Resource Monitoring Service

A frequent task for tests is to monitor target server's health. Monitoring service is built to collect data from those remote servers. At this time the following sources are supported:

  • local health stats, enabled by default
  • ServerAgent — technology that is used by JMeter users for long time and
  • Graphite

Local Monitoring Stats

This service collects local health stats from computer running Taurus. It is enabled by default.

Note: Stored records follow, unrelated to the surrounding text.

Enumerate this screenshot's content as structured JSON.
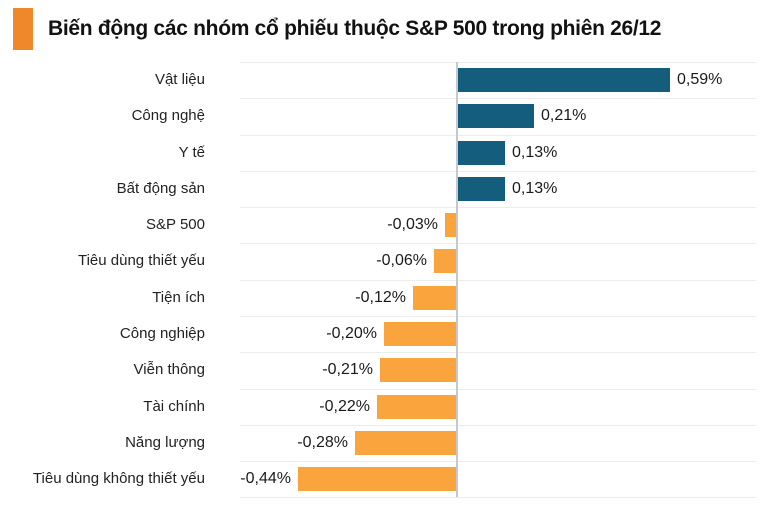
{
  "header": {
    "title": "Biến động các nhóm cổ phiếu thuộc S&P 500 trong phiên 26/12",
    "marker_color": "#ef8829"
  },
  "chart_data": {
    "type": "bar",
    "orientation": "horizontal",
    "title": "Biến động các nhóm cổ phiếu thuộc S&P 500 trong phiên 26/12",
    "categories": [
      "Vật liệu",
      "Công nghệ",
      "Y tế",
      "Bất động sản",
      "S&P 500",
      "Tiêu dùng thiết yếu",
      "Tiện ích",
      "Công nghiệp",
      "Viễn thông",
      "Tài chính",
      "Năng lượng",
      "Tiêu dùng không thiết yếu"
    ],
    "values": [
      0.59,
      0.21,
      0.13,
      0.13,
      -0.03,
      -0.06,
      -0.12,
      -0.2,
      -0.21,
      -0.22,
      -0.28,
      -0.44
    ],
    "value_labels": [
      "0,59%",
      "0,21%",
      "0,13%",
      "0,13%",
      "-0,03%",
      "-0,06%",
      "-0,12%",
      "-0,20%",
      "-0,21%",
      "-0,22%",
      "-0,28%",
      "-0,44%"
    ],
    "unit": "%",
    "decimal_separator": ",",
    "xlabel": "",
    "ylabel": "",
    "xlim": [
      -0.6,
      0.84
    ],
    "grid": "row-separators-only",
    "legend": "none",
    "value_label_position": "outside-end",
    "colors": {
      "positive": "#155d7d",
      "negative": "#f9a43c",
      "axis_line": "#c3c9ce",
      "gridline": "#ececec",
      "text": "#1a1a1a"
    }
  }
}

Following metrics are collected locally:

  • cpu - total CPU usage %
  • mem - total RAM usage %
  • bytes-sent/bytes-recv - network transfer rate
  • disk-read/disk-write - disk I/O rate
  • disk-space - % disk space used for artifacts storage
  • engine-loop - Taurus "check loop" utilization, values higher than 1.0 means you should increase settings.check-interval
  • conn-all - quantity of network connections
services:
- module: monitoring
  local:
  - metrics:
    - cpu
    - disk-space
    - engine-loop

Once you have resource monitoring enabled, you'll be presented with small sidebar widget that informs you on latest data from monitoring agents:

The widget will possibly not display all the metrics for the long list, that's the limitation of screen height :)

ServerAgent

ServerAgent is a small Java application that collects server health stats and makes them accessible through network connection. To use it, you need to install and launch ServerAgent on each of your target servers and then specify metrics to collect under services item. For example:

services:
- module: monitoring
  server-agent:
  - address: 192.168.0.1:4444
    label: target-server  # if you specify label, it will be used in reports instead of ip:port
    metrics:
    - cpu
    - disks
    - memory
 

Graphite

Graphite data source uses graphite The Render URL API to receive metrics. In this example you can see usage optional server label, timeout for graphite answers, interval between requests and interesting graphite data range definition with parameters from/until.

services:
- module: monitoring
  graphite:
  - address: 192.168.0.38
    interval: 5s
    from: 100s
    until: 1s
    timeout: 2s
    metrics:
    - store.memUsage
    - test.param1
  - address: local_serv:2222
    label: test_serv
    metrics:
    - production.hardware.cpuUsage
    - groupByNode(myserv_comp_org.cpu.?.cpu.*.value, 4, 'avg')